La storia del principe Dastan, orfanello di strada adottato dal re persiano, è la classica parabola del ragazzo qualunque che diventa principe (vedi la saga di Aladdin firmata Disney) affrontando ostacoli che lo spingono a maturare e diventare un leader, imparando a distinguere bene (l’amore fraterno) e male (la sete di potere dello zio), confrontandosi con l’amore (la principessa Tamina) e con la guerra.
Anche qui come in Tomb Raider, la storia ruota intorno a un oggetto misterioso, il pugnale delle Sabbie del Tempo, in grado di riavvolgere la linea temporale e, dunque, cambiare il corso degli eventi. Ultimamente, l’idea di controllare il tempo è diventata un leit motif di cinema e Tv (basti pensare ai viaggi temporali di Lost e alle visioni sul futuro di Flash Forward): il desiderio di tornare indietro e cambiare le cose è uno dei desideri più viscerali dell’uomo e le storie che sfruttano questo tema puntano su un nucleo tematico forte, lungi dall’esaurirsi o risolversi con facilità.

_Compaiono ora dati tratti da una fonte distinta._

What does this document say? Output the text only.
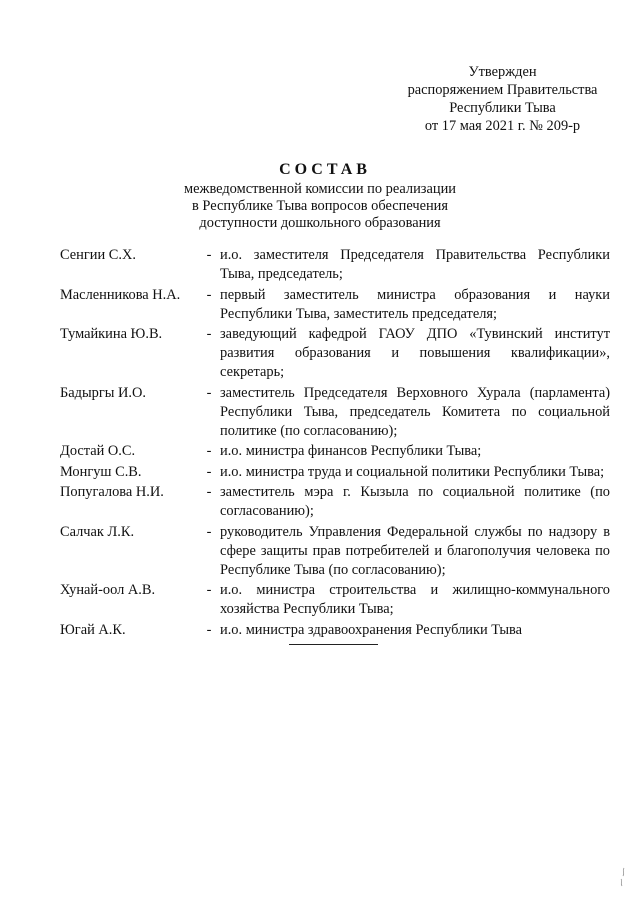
Утвержден
распоряжением Правительства
Республики Тыва
от 17 мая 2021 г. № 209-р
СОСТАВ
межведомственной комиссии по реализации
в Республике Тыва вопросов обеспечения
доступности дошкольного образования
Сенгии С.Х.	- и.о. заместителя Председателя Правительства Республики Тыва, председатель;
Масленникова Н.А.	- первый заместитель министра образования и науки Республики Тыва, заместитель председателя;
Тумайкина Ю.В.	- заведующий кафедрой ГАОУ ДПО «Тувинский институт развития образования и повышения квалификации», секретарь;
Бадыргы И.О.	- заместитель Председателя Верховного Хурала (парламента) Республики Тыва, председатель Комитета по социальной политике (по согласованию);
Достай О.С.	- и.о. министра финансов Республики Тыва;
Монгуш С.В.	- и.о. министра труда и социальной политики Республики Тыва;
Попугалова Н.И.	- заместитель мэра г. Кызыла по социальной политике (по согласованию);
Салчак Л.К.	- руководитель Управления Федеральной службы по надзору в сфере защиты прав потребителей и благополучия человека по Республике Тыва (по согласованию);
Хунай-оол А.В.	- и.о. министра строительства и жилищно-коммунального хозяйства Республики Тыва;
Югай А.К.	- и.о. министра здравоохранения Республики Тыва
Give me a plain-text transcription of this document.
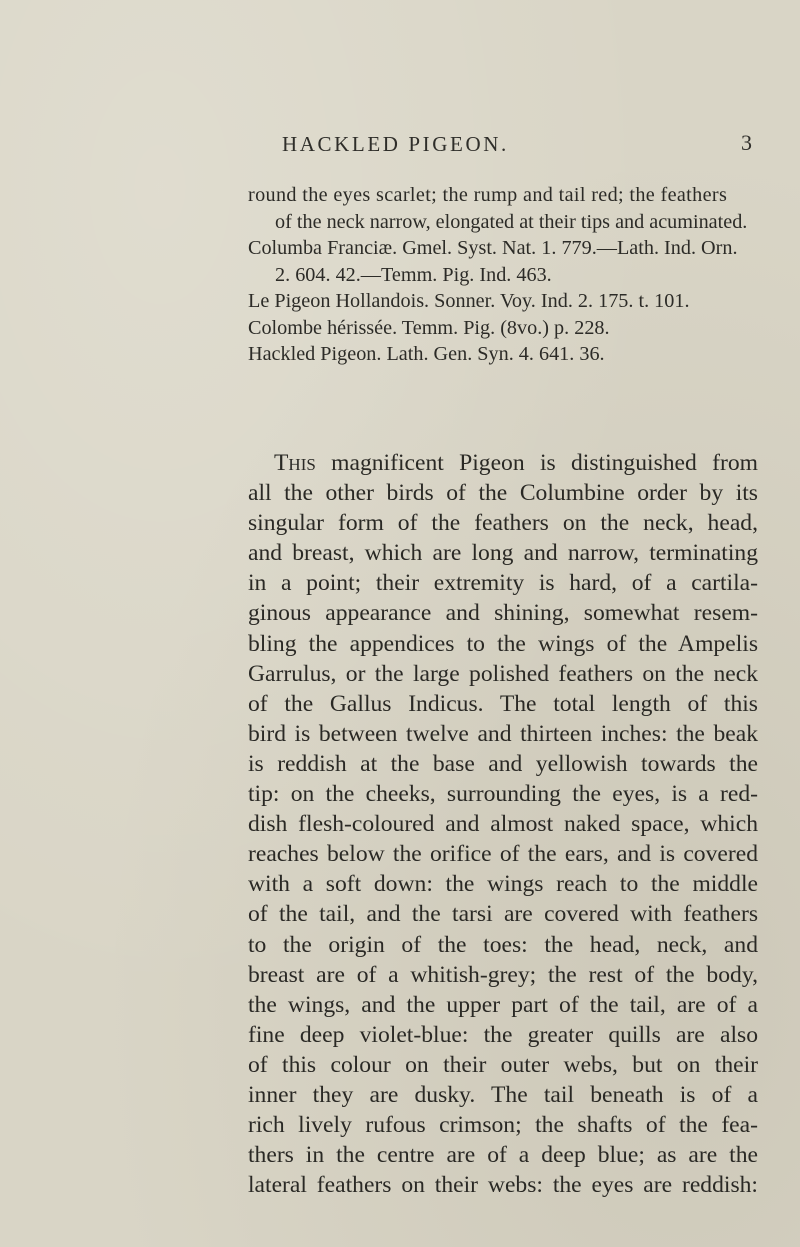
HACKLED PIGEON.	3
round the eyes scarlet; the rump and tail red; the feathers
of the neck narrow, elongated at their tips and acuminated.
Columba Franciæ. Gmel. Syst. Nat. 1. 779.—Lath. Ind. Orn.
2. 604. 42.—Temm. Pig. Ind. 463.
Le Pigeon Hollandois. Sonner. Voy. Ind. 2. 175. t. 101.
Colombe hérissée. Temm. Pig. (8vo.) p. 228.
Hackled Pigeon. Lath. Gen. Syn. 4. 641. 36.
This magnificent Pigeon is distinguished from
all the other birds of the Columbine order by its
singular form of the feathers on the neck, head,
and breast, which are long and narrow, terminating
in a point; their extremity is hard, of a cartila-
ginous appearance and shining, somewhat resem-
bling the appendices to the wings of the Ampelis
Garrulus, or the large polished feathers on the neck
of the Gallus Indicus. The total length of this
bird is between twelve and thirteen inches: the beak
is reddish at the base and yellowish towards the
tip: on the cheeks, surrounding the eyes, is a red-
dish flesh-coloured and almost naked space, which
reaches below the orifice of the ears, and is covered
with a soft down: the wings reach to the middle
of the tail, and the tarsi are covered with feathers
to the origin of the toes: the head, neck, and
breast are of a whitish-grey; the rest of the body,
the wings, and the upper part of the tail, are of a
fine deep violet-blue: the greater quills are also
of this colour on their outer webs, but on their
inner they are dusky. The tail beneath is of a
rich lively rufous crimson; the shafts of the fea-
thers in the centre are of a deep blue; as are the
lateral feathers on their webs: the eyes are reddish:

D’altro canto, i videogame giocano con il tempo: le storie sono sempre ambientate in un mitico passato o un tecnologico futuro e, di solito, la velocità è la chiave per superare i livelli e vincere la partita. La ricetta vincente per lo schermo, però, è la combinazione di elementi moderni con il classico, eterno e imprescindibile ingrediente della narrazione: insomma, il gioco funziona meglio quando alla base c’è una bella storia.